Closed droberts195 closed 4 years ago

droberts195 commented 4 years ago

Steps to reproduce:

  1. Import the Iowa liquor sales dataset using the file data visualizer (ping me if you need the file)
  2. Create a new regression data frame analytics job to analyze it, setting training percent to 5, dependent variable to Sale (Dollars) and excluding every variable except Bottle Volume (ml) and Store Number from the analysis. (So effectively we're predicting one number from two others on 5% of the 380000 rows, i.e. 19000 rows.)
Screenshot 2020-03-31 at 13 05 05
  1. Start the analysis and wait for it to finish.
  2. Look at the job details. The memory limit recommended by the UI was around 1.2GB. The actual memory required was less than 12MB.
Screenshot 2020-03-31 at 13 09 49

Part of the problem here is https://github.com/elastic/kibana/issues/60496, because the memory estimate didn't get updated when I added the exclude fields. However, a considerable part of the problem is in the C++ estimation code.

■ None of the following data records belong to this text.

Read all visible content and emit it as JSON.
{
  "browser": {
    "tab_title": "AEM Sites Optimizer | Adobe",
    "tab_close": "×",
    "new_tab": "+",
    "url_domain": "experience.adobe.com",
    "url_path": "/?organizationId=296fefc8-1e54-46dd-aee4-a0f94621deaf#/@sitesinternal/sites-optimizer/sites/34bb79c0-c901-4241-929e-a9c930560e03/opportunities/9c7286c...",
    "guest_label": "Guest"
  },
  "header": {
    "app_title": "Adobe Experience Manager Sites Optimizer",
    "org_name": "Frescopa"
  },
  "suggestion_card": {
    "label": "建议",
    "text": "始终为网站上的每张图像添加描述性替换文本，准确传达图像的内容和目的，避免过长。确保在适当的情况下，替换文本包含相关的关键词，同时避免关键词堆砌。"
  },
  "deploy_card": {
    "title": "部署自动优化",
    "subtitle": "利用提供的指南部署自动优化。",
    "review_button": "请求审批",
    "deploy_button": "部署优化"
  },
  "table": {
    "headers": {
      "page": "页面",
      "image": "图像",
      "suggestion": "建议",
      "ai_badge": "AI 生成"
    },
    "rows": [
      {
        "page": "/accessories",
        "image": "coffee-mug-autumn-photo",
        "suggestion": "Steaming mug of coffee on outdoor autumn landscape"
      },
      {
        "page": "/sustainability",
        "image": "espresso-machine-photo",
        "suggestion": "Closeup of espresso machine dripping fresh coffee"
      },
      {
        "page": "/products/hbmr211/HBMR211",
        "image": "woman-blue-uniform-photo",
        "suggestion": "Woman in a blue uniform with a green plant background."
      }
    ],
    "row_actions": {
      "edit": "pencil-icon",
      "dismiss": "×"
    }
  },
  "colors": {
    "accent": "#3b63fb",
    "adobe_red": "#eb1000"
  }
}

If I run the estimate in dev console using the final config it's still 25 times bigger than it needs to be:

POST _ml/data_frame/analytics/_explain
{
    "source": {
      "index": [
        "iowa"
      ],
      "query": {
        "match_all": {}
      }
    },
    "analysis": {
      "regression": {
        "dependent_variable": "Sale (Dollars)",
        "prediction_field_name": "Sale (Dollars)_prediction",
        "training_percent": 5
      }
    },
    "analyzed_fields": {
      "includes": [],
      "excludes": [
        "Address",
        "Bottles Sold",
        "Category",
        "Category Name",
        "City",
        "County",
        "County Boundaries of Iowa",
        "Iowa ZIP Code Tabulation Areas",
        "Item Description",
        "Item Number",
        "Pack",
        "State Bottle Cost",
        "State Bottle Retail",
        "Store Location",
        "Store Name",
        "Iowa Watersheds (HUC 10)",
        "Iowa Watershed Sub-Basins (HUC 08)",
        "County Number",
        "Invoice/Item Number",
        "US Counties",
        "Zip Code",
        "Vendor Name",
        "Vendor Number",
        "Volume Sold (Gallons)",
        "Volume Sold (Liters)"
      ]
    }  
}

returns:

{
  "field_selection" : [
    ... blah ...
  ],
  "memory_estimation" : {
    "expected_memory_without_disk" : "306147kb",
    "expected_memory_with_disk" : "306147kb"
  }
}

And from the second screenshot you can see actual was 12322863 bytes ~= 12034kb.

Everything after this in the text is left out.